What makes Nebraska unique to most collegiate sport psychology departments is its ability to embed in-house sport psychologists with most of its athletic programs. Haskell, for instance, works with football and volleyball; Woods works with men's and women's basketball, and often bowling and rifle; Doerr works with wrestling, tennis and soccer, and Higgins with women's gymnastics.
Those providers embedded with a team will work with each particular coach. Some coaches want mental skills training around individual performance – teaching thought management, activation management, confidence, composure. Others prefer a focus on building team cohesion, team dynamics, improved communication and conflict resolution skills.
Only a few schools have the staff large enough to implement this type of program.
"Nationally, we've been regarded very highly with the way we've been able to achieve that level of integration," Haskell said. "That's something people have looked to Nebraska for in terms of our sport psychology. It's a pretty unique system. Hiring two more will allow us to provide that same depth to those other teams that haven't been able to access that yet."

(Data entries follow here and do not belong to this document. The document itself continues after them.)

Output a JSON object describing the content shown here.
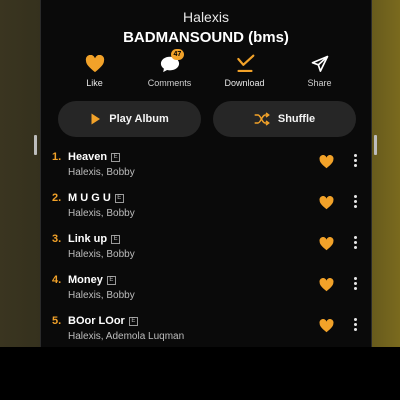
{
  "header": {
    "artist": "Halexis",
    "album": "BADMANSOUND (bms)"
  },
  "actions": {
    "like": {
      "label": "Like",
      "icon": "heart-icon"
    },
    "comments": {
      "label": "Comments",
      "icon": "comment-icon",
      "count": "47"
    },
    "download": {
      "label": "Download",
      "icon": "download-icon"
    },
    "share": {
      "label": "Share",
      "icon": "share-icon"
    }
  },
  "buttons": {
    "play": "Play Album",
    "shuffle": "Shuffle"
  },
  "tracks": [
    {
      "number": "1.",
      "title": "Heaven",
      "explicit": "E",
      "artists": "Halexis, Bobby"
    },
    {
      "number": "2.",
      "title": "M U G U",
      "explicit": "E",
      "artists": "Halexis, Bobby"
    },
    {
      "number": "3.",
      "title": "Link up",
      "explicit": "E",
      "artists": "Halexis, Bobby"
    },
    {
      "number": "4.",
      "title": "Money",
      "explicit": "E",
      "artists": "Halexis, Bobby"
    },
    {
      "number": "5.",
      "title": "BOor LOor",
      "explicit": "E",
      "artists": "Halexis, Ademola Luqman"
    }
  ],
  "colors": {
    "accent": "#f2a229",
    "background": "#0a0a0a",
    "button": "#262626"
  }
}
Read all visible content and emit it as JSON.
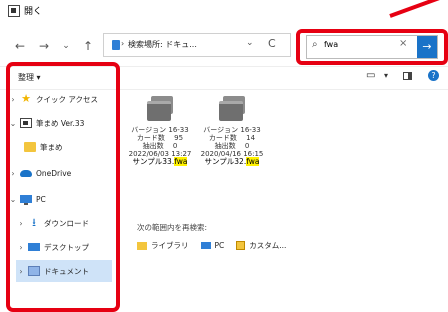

Haskell stressed that all athletic teams have sport psychology services. Every student-athlete is getting the same level of mental health service, and everybody has access to individual sport psychology.
Haskell and her staff use either Zoom or telephones to provide individual services because of social distancing guidelines during the current pandemic. The number is roughly half of what they would normally see this time of year; many student-athletes are home with families, and not dealing with the same or as many stressors they may encounter on campus. That includes no athletic competitions.
"Some of them are relieved," Haskell said. "Others have new and different stressors, concerns with family or maybe finances and health and those types of things, social isolation."
Among their biggest concerns, she said, is uncertainty beginning to set in about when they can return to practice. Also, when they can resume competitions on time, and if so, when.
In response to the COVID-19 coronavirus pandemic, Haskell and her staff made a four-part video series, focusing on going from surviving to thriving in a crisis. The videos cover topics such as basic wellness and psychological prevention; the benefits of focusing your mind and quieting your thoughts; how to shift attention and focus; and emotion control, hopefulness and positive emotions.
The videos, released to Nebraska student-athletes in late March, now have shorter versions on Twitter @Huskerpsych.
Nebraska's sport psychology department has also begun a podcast, available on its Twitter account, with its first guest volleyball coach John Cook. He will have four seven-minute podcasts each week over the next month, as he discusses concepts from the book "Chop Wood, Carry Water" that he and his team have read. He will also address how he's used sport psychology in his coaching philosophy and how it's helped him evolve as a coach.
Haskell said the podcast series will continue with a new guest after Cook's four-part series on each Thursday.
Nebraska has no mandatory provisions for student-athletes in terms of mental health services. Anybody who visits with a sport psychologist does so voluntarily.
"Most of them enjoy it," Haskell said. "I think they like having a space that's about their identified needs and their concerns. They are so goal-oriented and achievement-oriented, they want to come in and make changes in their lives to feel better, to have a deeper sense of passion and connection to what they're working for here at Nebraska."